Emotions, Once Expressed, Are Free to Change
That is, however, only a part of the way we as Christians are called to use emotions when someone has upset us. Jesus reminds us in the Gospel today of the second half.
He gives us the “Our Father,” the model of how we are to talk to God. Then he emphasizes the hard part of that prayer: “Forgive us our trespasses as we forgive those who trespass against us.”
Jesus goes on to say,
“If you forgive others their transgressions,
your heavenly Father will forgive you.
But if you do not forgive others,
neither will your Father forgive your transgressions.”
Emotions are warning signs to pay attention. Their expression can lead both us and others to face a situation of conflict, misunderstanding, sin, or the inevitable wounds of living. Hopefully, facing the situation and expressing our emotions will help us resolve the issue.
Once it is resolved (or once we have done all we can to resolve it), it is time to let go. Forgive.
Forgiveness
Psychology teaches us emotions are our friends if we learn to manage them as Paul did today. Emotions, once expressed, are free to change. They have done their job. Their expression makes forgiveness easier. We see in the last lines of St. Paul some softening,
So I refrained and will refrain from burdening you in any way.
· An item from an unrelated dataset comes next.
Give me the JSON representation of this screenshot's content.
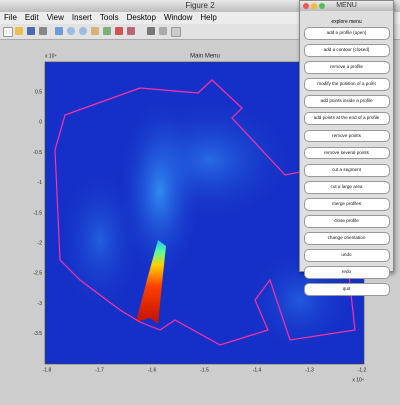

By the truth of Christ in me,
this boast of mine shall not be silenced
in the regions of Achaia.
And why? Because I do not love you?
God knows I do!
Forgiveness is perhaps the hardest thing we are asked to do as Christians. I do not mean to imply in this reflection that it is easy. It is not—especially if there is not reconciliation afterwards or the hurt was great.
Still, Jesus calls us to forgive, to let go of the emotions, thoughts, meaning, and desires we give to a hurt or disappointment. Express them in ways the other person can hear, so both of you can face and fix the situation that led to the emotional warning signs. The let go to forgive.
It is a balance that helps us grow in our capacity to love as God loves, to be as God is. It is God’s nature to forgive. If we fail to forgive, we choose to not be like God.
The Psalm response today is “Your works, O Lord, are justice and truth.” It seems to me that remembering we must walk that balance in all our relationships is the nitty-gritty of Christian life. It is hard, but it is the path that leads us to being formed in the image of God.
Prayer:
Lord, many times I find it difficult to express my unhappiness with someone, and I find it difficult to forgive. For too many years I kept many of my emotions to myself. I developed habits that are very different from what St. Paul and Jesus demonstrate and tell me to do today. I thought I offered up hurts to you, Lord, but I kept the edges of them. They festered inside me and hardened my heart. You have had to work hard, Lord, in recent years, to chip away the concrete of my resentments so I can forgive.
Thank You for Your patience with me.
Help me to forgive today, Lord. Help me to let go. I cannot fix others, but I can let You fix me. As I prepare today for the feast of Your Sacred Heart tomorrow, I beg You again, “Make my heart like Yours.”